Reclaiming Lost Words

“Once upon a time, words began to vanish from the language of children.” So begins the most magical book I have ever had the delight to hold in my hands and read. 

In 2007 the Oxford Junior Dictionary dropped fifty words used to describe the natural world in favor of words tethered to computer desks: post, analog, upload.  A decade later, author Robert Macfarlane and illustrator Jackie Morris set out to return to us twenty of these lost words, among them acorn, adder, fern, heather, raven, bluebells, otter.”  Their collaboration resulted in The Lost Words, a “spellbook for conjuring back these lost words.”  

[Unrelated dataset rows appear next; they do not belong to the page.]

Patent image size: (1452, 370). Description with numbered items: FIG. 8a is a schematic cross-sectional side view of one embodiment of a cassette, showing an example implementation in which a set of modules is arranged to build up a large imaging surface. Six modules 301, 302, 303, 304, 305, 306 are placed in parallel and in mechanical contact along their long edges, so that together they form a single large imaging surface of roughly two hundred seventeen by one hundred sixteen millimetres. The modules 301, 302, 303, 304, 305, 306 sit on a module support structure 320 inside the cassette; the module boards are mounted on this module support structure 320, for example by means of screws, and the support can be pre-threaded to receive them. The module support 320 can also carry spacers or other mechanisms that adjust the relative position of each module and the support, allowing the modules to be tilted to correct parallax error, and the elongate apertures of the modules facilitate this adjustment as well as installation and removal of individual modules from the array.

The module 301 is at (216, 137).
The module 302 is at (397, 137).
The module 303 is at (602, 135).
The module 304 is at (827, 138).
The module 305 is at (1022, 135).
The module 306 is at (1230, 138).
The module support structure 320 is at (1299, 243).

Oversized  (11″ x 15″), liberally graced with gold type and artwork so sumptuous I can’t stop sighing, The Lost Words is indeed a spellbook. Some spells are brief and clever, others are brilliantly complicated. Mr. Macfarlane’s wordplay steals the breath: “Kingfisher: the colour-giver, fire-bringer, flame-flicker, river’s quiver.”  Ms. Morris’ illustrations are so evocative you can hear the mourning doves cooing to one another.

If you buy no other book this year, or for the rest of your life (Heaven forbid!) The Lost Words must be it.  Of course, magic begets magic and there are now two more books to savor — Spell Songs, a musical companion to The Lost Words (CD included) and the duo’s latest, The Lost Spells.

If you order The Lost Words and love it as much as I do, let’s talk spells.  Which is your favorite?